With Bill Kristol purged from The New York Times op-ed page, David Brooks is the only non-liberal voice regularly given the most precious real estate in newspapering. Brooks is a clever neoconservative but he doesn't fundamentally challenge the Times worldview represented most clearly by Maureen Dowd, Paul Krugman, and Frank Rich.
Politico.com and others have been speculating on whether the Times might allow a tad more ideological diversity by adding a conservative or libertarian columnist in the tradition of William Safire or John Tierney. Politico has floated names such as former Bush speechwriter David Frum, the National Review's Byron York, The Atlantic magazine libertarian Megan McArdle, and Wall Street Journal columnist Peggy Noonan. The New Republic's short list included Charles Krauthammer and Max Boot.

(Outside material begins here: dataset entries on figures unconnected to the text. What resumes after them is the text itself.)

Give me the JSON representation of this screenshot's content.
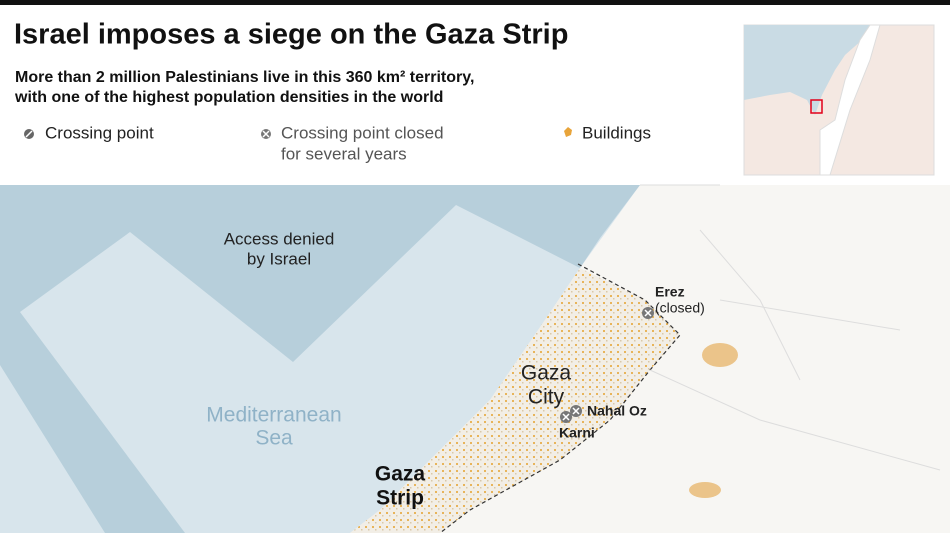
{
  "header": {
    "title": "Israel imposes a siege on the Gaza Strip",
    "subtitle": [
      "More than 2 million Palestinians live in this 360 km² territory,",
      "with one of the highest population densities in the world"
    ]
  },
  "legend": [
    {
      "label": "Crossing point"
    },
    {
      "lines": [
        "Crossing point closed",
        "for several years"
      ]
    },
    {
      "label": "Buildings"
    }
  ],
  "map_labels": {
    "access_denied": [
      "Access denied",
      "by Israel"
    ],
    "sea": [
      "Mediterranean",
      "Sea"
    ],
    "city": [
      "Gaza",
      "City"
    ],
    "strip": [
      "Gaza",
      "Strip"
    ],
    "erez": [
      "Erez",
      "(closed)"
    ],
    "nahal_oz": "Nahal Oz",
    "karni": "Karni"
  }
}
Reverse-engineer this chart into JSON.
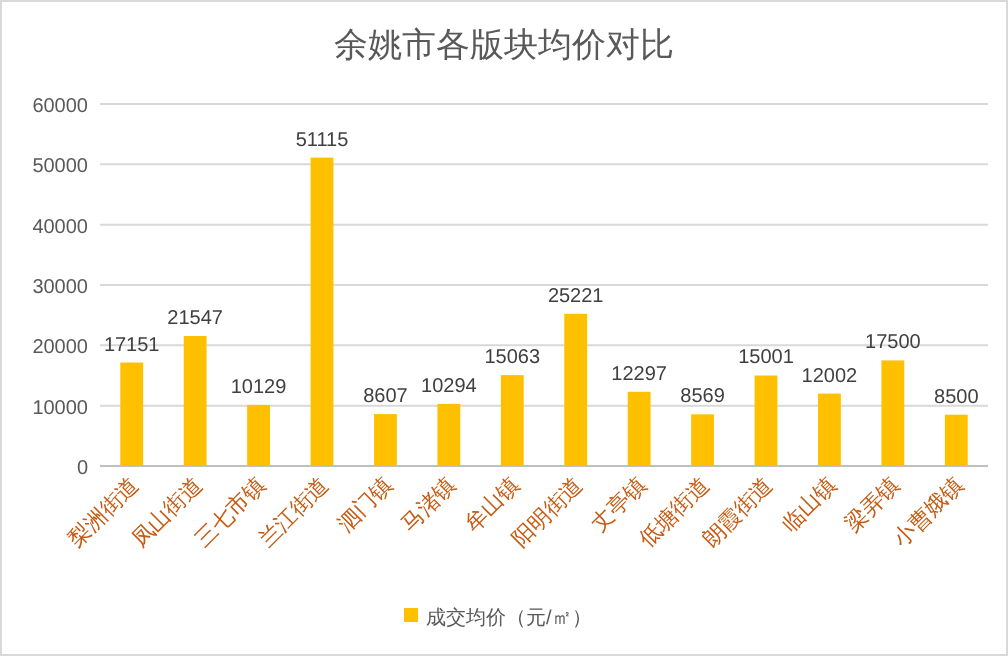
{
  "chart_data": {
    "type": "bar",
    "title": "余姚市各版块均价对比",
    "categories": [
      "梨洲街道",
      "凤山街道",
      "三七市镇",
      "兰江街道",
      "泗门镇",
      "马渚镇",
      "牟山镇",
      "阳明街道",
      "丈亭镇",
      "低塘街道",
      "朗霞街道",
      "临山镇",
      "梁弄镇",
      "小曹娥镇"
    ],
    "series": [
      {
        "name": "成交均价（元/㎡）",
        "color": "#ffc000",
        "values": [
          17151,
          21547,
          10129,
          51115,
          8607,
          10294,
          15063,
          25221,
          12297,
          8569,
          15001,
          12002,
          17500,
          8500
        ]
      }
    ],
    "ylim": [
      0,
      60000
    ],
    "yticks": [
      0,
      10000,
      20000,
      30000,
      40000,
      50000,
      60000
    ],
    "grid": "y",
    "data_labels": true,
    "legend": "bottom"
  }
}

If the Times wanted real intellectual diversity it would choose an evangelical columnist, but there's no indication of the Times' openness to anyone questioning its secular fundamentalism. In the absence of real alternatives at least we should have fun: I'd like the Times to hold American Idol-like tryouts during which contestants would read-better yet, croon-their columns to a panel of snickering judges.
How about Dowd as Paula, Rich as Dawg, and-of course-Krugman as Simon? Viewership might not go higher than C-SPAN levels, so don't expect the Times, which has mortgaged its building, to do anything beyond sticking to its knitting for a while. The mighty are falling fast, and journalists are already speculating about how much time the Times has before it goes bankrupt.